В ушах у Суслэнеску загудело. Его еще никогда не били, и теперь он с удивлением почувствовал, как больно горит лицо от удара.
— Господин, помилуйте, на улице такой холод, — бессознательно залепетал он.
Глядя на него, Кордиш потешался на славу, он весь корчился, подталкивая других.
— Если так, я сам тебя раздену, да еще и оскоплю, — заявил Баничиу и еще раз изо всех сил ударил Суслэнеску по лицу, отбросив его к самой стене.
Как сквозь красный туман, увидел Суслэнеску приближавшегося к нему с занесенным кулаком Баничиу. Внутри у него что-то оборвалось, и, отскочив в сторону, он дрожащими пальцами начал расстегивать пуговицы. Сняв пиджак, он в нерешительности застыл с ним в руках, потом сделал жест, будто вешает его на спинку стула, и уронил на пол. Раздевался он старательно, не спеша и, когда остался голым, взглянул Баничиу прямо в глаза. Сидевшие за столом давились от смеха. Особенно Пику, лицо его побагровело.

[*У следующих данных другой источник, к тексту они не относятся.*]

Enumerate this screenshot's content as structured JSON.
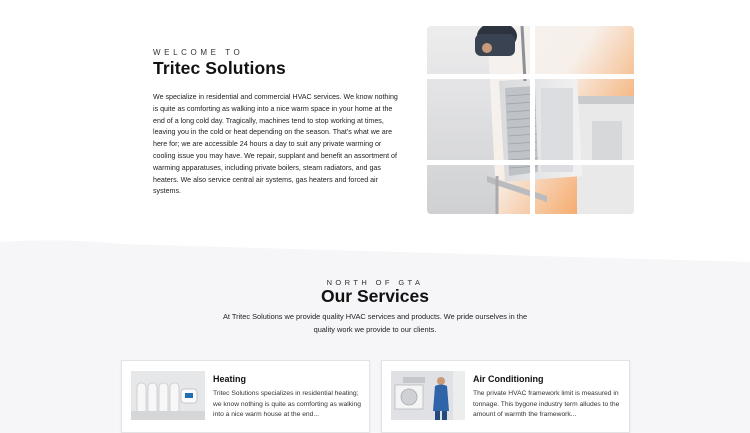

— Что вам еще угодно? — с усилием спросил Суслэнеску.
— Одевайся. Вот так штука. А я мог поклясться, что…
Никто больше не обращал внимания на Суслэнеску, пока он не взялся за ручку двери.
— Можешь сказать тем, кто тебя подослал, что нас не проведешь! — крикнул ему вслед Баничиу.
— Никто не посылал меня… Я сам…
— Убирайся! — заревел Баничиу.
Сознание случившегося пришло к Суслэнеску позднее, когда он шел по какой-то улице, машинально передвигая ноги по начавшей твердеть грязи. Ему хотелось упасть на землю, колотить по ней руками и ногами и кричать, кричать, как ребенок.
Эмилия все говорила и говорила, и ее торопливая, взволнованная речь казалась Суслэнеску достойной сочувствия, но найти с ней общий язык он теперь никак не мог.
— Вы не можете так сурово судить людей, познавших последнюю степень унижения… — перебил он ее.
— Но кто же его унижал? Я всеми силами старалась сделать так, чтобы он чувствовал себя хорошо и не страдал из-за увечья. Почему вы улыбаетесь?
Суслэнеску потянулся через стол, взял руку Эмилии и прижался сухими губами к ее длинным, неожиданно мягким и гибким пальцам.
— Если бы я не был знаком с Джеордже, то, наверно, покончил бы сегодня с жизнью. И хотя бы то, что он, сам того не желая, спас человеческую жизнь…
Суслэнеску умолк, не докончив мысль, но, заметив, что Эмилия смотрит на него со снисхождением и, как ему показалось, с долей иронии, он собрался с силами и снова заговорил:
— Госпожа, наступает эпоха, когда понятия добра и зла переворачиваются вверх дном, а вещи, которые казались нормальными в течение веков, становятся позорными. Или мы поймем это, или будем раздавлены и никогда больше не сможем встать на ноги. Я понимаю, что это тяжело и гораздо легче говорить об этом.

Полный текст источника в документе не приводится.